Acute myeloid leukemia (AML) is a highly aggressive hematologic malignancy with a five-year overall survival rate of approximately 30%. AML disrupts normal hematopoiesis and impairs immune response, resulting in a profoundly immunosuppressive tumor microenvironment (TME) that contributes to rapid disease progression and high relapse rates. While chimeric antigen receptor (CAR) T cell therapy has shown promise in B cell malignancies, its efficacy in AML has been limited due to antigen heterogeneity, immune evasion, and the risks of rejection and graft-versus-host disease (GVHD) associated with allogeneic cells.

Invariant natural killer T (iNKT) cells are a rare population of innate-like T cells that recognize glycolipids presented by CD1d, which is frequently expressed on AML cells and tumor-associated macrophages. iNKT cells mediate antitumor activity both directly, via CD1d recognition, and indirectly, through immune modulation, such as cross-priming CD8⁺ dendritic cells. Importantly, iNKT cells do not induce GVHD and have been shown to protect against it in preclinical models from studies in our group and others. Moreover, CAR-engineered iNKT cells have demonstrated potent antitumor effects in xenograft models. These unique properties highlight the potential of iNKT cells for allogeneic cell therapy.

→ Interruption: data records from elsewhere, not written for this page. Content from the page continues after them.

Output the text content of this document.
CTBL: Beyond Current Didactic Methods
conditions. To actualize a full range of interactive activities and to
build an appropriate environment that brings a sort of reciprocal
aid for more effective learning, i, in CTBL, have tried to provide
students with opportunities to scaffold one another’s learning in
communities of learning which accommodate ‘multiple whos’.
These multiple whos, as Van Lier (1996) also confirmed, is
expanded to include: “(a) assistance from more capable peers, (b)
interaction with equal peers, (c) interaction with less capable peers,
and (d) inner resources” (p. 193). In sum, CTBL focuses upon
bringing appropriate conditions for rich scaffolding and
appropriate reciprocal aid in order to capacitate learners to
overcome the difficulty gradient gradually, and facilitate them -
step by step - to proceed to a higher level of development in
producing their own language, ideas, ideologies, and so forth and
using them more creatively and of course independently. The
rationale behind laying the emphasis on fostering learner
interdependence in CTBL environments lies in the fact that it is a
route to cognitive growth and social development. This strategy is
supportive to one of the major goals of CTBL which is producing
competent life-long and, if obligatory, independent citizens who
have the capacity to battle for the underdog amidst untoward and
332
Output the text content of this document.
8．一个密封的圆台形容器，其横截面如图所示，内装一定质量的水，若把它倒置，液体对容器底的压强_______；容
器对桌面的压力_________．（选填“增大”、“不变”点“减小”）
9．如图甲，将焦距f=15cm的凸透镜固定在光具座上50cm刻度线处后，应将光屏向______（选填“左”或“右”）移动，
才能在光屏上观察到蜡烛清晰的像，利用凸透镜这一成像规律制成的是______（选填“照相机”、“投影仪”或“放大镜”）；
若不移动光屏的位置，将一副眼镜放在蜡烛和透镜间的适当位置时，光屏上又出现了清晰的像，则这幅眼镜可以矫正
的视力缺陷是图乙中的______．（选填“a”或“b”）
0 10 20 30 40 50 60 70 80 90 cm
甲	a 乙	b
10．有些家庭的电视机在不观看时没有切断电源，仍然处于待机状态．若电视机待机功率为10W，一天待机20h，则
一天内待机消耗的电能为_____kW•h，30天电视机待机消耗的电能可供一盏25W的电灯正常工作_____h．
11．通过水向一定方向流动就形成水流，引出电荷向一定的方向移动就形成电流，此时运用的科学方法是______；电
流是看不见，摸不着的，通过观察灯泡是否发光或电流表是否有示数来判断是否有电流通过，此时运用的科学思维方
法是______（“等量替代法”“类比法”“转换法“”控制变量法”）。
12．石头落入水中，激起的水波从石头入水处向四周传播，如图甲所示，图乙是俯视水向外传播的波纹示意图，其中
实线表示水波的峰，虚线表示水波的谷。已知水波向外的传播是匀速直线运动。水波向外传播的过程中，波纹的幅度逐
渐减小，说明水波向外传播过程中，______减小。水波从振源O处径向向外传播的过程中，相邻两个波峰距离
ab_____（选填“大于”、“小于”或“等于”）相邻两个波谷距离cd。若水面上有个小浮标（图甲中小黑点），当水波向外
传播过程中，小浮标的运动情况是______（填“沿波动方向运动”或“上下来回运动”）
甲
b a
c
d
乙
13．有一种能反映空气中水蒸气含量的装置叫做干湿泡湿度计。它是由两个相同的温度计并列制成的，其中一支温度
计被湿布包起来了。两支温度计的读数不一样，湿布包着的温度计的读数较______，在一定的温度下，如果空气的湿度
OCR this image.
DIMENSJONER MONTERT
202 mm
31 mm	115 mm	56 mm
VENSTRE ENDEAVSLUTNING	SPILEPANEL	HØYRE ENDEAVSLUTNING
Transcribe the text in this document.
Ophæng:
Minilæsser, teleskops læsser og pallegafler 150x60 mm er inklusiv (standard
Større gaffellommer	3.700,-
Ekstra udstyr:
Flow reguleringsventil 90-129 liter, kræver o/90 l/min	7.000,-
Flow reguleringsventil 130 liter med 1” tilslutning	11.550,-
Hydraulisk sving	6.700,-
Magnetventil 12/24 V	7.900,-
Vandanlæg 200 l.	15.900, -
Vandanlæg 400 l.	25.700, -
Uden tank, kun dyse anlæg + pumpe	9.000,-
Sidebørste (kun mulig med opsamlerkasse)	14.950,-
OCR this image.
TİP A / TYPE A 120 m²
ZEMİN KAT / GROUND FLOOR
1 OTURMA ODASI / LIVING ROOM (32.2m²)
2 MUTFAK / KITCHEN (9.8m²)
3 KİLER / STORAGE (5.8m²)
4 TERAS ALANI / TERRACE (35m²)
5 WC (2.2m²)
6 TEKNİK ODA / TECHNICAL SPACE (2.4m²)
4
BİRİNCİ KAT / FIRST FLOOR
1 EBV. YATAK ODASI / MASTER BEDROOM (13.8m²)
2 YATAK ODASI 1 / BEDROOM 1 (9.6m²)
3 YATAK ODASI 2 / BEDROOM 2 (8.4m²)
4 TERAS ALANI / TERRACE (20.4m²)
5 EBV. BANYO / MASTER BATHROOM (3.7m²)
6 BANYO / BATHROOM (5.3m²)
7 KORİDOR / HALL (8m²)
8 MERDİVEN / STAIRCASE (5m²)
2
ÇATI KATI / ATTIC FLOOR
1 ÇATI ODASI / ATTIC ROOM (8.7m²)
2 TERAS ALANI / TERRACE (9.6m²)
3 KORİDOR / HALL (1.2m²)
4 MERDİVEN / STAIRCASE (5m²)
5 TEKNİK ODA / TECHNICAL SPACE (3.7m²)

In this study, we developed allogeneic CD117-targeted CAR-iNKT cells as a potential off-the-shelf immunotherapy for AML. Using immunocompetent C57BL/6 mouse models of spontaneous MLL-AF9 and MLL-ENL AML, we evaluated both the cytotoxic and immunomodulatory functions of iNKT cells in a clinically relevant setting. CD117 CAR-T and CAR-iNKT cells derived from FVB mice exhibited significantly enhanced cytotoxicity in vitro compared to untransduced controls. Notably, our findings demonstrated that CAR-iNKT cells specifically targeted and eliminated CD117high AML cells. In vivo, adoptive transfer of CD117 CAR-T and CAR-iNKT cells modestly extended survival in aggressive AML models (AF9 alone, median 23 days; allogenic T, median 26 days; allogenic CART, median 32.5 days; allogenic iNKT, median 27 days; allogenic CAR iNKT, median 30.5 days; allogenic CART vs T, p = 0.001; allogenic CAR-iNKT vs iNKT, p = 0.0145). We observed functional exhaustion in CAR-iNKT cells following extensive in vitro engineering. Incorporation of murine IL-15 into the CAR construct significantly mitigated exhaustion and improved both persistence and antitumor efficacy in vivo (AF9 alone, median 31.5 days; allogenic CAR iNKT, median 44 days; allogenic CAR iNKT-IL15, median 85 days; allogenic CAR-iNKT vs CAR-iNKT, p = 0.0029). Furthermore, CAR-iNKT cells were capable of eliminating CD1d⁺ tumor-associated macrophages in the spleen and bone marrow, thereby contributing to the reversal of TME-mediated immunosuppression. Together, these findings support CD117 CAR-iNKT cells as a promising and safe allogeneic immunotherapy for AML.